Roulette’s job was to get to know the people in the camps, interview them and photograph them. On one occasion, she sat in a coffee shop in the mall uploading her photos while the rest of her team shopped for luggage, suitcases and supplies to deliver to the camps the next morning.
Roulette was especially impressed by Nina, a 14-year-old girl who was excited to practice her English. A hairdresser on their team spent the day giving the refugee women and children haircuts, and Nina helped translate the styles.
“It was sweet to see Nina be used in that way at such a young age,” Roulette said. “She had so much light and love in her. She is one of the sweetest and most compassionate people I’ve met.”
Roulette and Metzger were among the younger people in the group and learned much from those who were older. Roulette was very ill on the last few days of the trip and was encouraged by the way the other women cared for her. She also worked alongside another experienced photographer on the trip.
“What a gift it was to serve with those specific people and see their hearts,” Roulette said.

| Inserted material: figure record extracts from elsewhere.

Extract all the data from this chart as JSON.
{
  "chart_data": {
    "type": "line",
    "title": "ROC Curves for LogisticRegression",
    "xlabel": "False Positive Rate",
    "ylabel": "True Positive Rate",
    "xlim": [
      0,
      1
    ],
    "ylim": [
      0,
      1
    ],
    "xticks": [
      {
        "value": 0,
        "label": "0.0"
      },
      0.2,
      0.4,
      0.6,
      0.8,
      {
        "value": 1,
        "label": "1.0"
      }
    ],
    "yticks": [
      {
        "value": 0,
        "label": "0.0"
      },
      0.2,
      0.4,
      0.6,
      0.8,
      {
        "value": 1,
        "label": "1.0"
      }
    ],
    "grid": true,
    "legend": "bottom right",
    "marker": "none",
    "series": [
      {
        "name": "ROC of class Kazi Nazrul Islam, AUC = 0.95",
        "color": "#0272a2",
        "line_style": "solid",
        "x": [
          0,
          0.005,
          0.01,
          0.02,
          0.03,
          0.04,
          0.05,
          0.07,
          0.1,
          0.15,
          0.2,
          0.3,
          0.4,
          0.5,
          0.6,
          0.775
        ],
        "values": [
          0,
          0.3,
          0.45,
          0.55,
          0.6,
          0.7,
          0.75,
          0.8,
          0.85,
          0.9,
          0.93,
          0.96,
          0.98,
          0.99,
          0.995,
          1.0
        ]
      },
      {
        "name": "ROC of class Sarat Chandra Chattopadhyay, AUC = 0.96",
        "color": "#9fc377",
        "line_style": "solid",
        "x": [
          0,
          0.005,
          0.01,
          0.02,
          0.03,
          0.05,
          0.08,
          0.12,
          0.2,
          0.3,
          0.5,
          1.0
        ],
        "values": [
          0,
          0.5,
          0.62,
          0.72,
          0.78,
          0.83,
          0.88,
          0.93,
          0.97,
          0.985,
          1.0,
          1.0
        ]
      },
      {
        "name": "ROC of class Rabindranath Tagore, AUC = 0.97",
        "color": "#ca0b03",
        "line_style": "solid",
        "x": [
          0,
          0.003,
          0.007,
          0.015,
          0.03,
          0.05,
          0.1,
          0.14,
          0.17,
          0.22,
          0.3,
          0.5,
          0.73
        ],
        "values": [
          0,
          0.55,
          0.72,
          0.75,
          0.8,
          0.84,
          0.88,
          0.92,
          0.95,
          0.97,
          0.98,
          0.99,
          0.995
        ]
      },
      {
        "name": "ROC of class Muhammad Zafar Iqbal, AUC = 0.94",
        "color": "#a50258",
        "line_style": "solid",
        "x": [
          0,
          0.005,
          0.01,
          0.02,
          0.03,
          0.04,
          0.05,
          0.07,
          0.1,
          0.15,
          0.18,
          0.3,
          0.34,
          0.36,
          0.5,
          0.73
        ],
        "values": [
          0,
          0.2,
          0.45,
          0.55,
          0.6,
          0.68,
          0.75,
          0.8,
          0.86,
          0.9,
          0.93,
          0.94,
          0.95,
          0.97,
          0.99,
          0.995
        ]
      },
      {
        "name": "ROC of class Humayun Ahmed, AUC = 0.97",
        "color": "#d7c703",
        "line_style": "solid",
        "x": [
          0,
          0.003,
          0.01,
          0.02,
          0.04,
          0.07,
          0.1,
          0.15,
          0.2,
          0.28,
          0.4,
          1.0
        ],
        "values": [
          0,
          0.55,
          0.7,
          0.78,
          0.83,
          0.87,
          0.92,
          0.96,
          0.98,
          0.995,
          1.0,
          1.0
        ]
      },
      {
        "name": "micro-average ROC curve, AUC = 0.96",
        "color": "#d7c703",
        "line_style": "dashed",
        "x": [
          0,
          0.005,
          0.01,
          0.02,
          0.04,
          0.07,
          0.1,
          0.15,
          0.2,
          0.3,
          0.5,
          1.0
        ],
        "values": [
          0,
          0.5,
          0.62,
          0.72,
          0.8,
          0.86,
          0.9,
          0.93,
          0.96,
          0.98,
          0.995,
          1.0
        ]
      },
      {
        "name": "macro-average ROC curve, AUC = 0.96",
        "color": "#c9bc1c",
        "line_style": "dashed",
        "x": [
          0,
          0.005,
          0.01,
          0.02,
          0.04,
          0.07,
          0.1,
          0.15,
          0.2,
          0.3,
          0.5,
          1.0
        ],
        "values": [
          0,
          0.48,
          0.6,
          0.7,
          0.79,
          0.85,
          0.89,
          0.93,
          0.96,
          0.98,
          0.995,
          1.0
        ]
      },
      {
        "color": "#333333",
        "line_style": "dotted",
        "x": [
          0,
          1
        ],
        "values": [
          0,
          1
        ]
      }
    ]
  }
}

Photo 1: Sarah Roulette shows photos to a little girl who fled Ukraine. Roulette volunteered to serve Ukrainian refugees in Rzeszow, Poland, with fellow PBA alumna Cayla Metzger.
Photo 2: Sarah Roulette poses for a photo with Nina, a Ukrainian teenager who helped translate, and another girl she met while serving refugees in Poland.
Photo 3: PBA alumna Cayla Metzger plays with a little boy in Poland, where Metzger and fellow alumna Sarah Roulette served Ukrainian refugees.
Photo 4: A medical professional from the Aerial Recovery Group team checks on Ukrainian refugees living in Poland.
Photo 5: Cayla Metzger and Sarah Roulette pose for a photo with their Aerial Recovery Group team.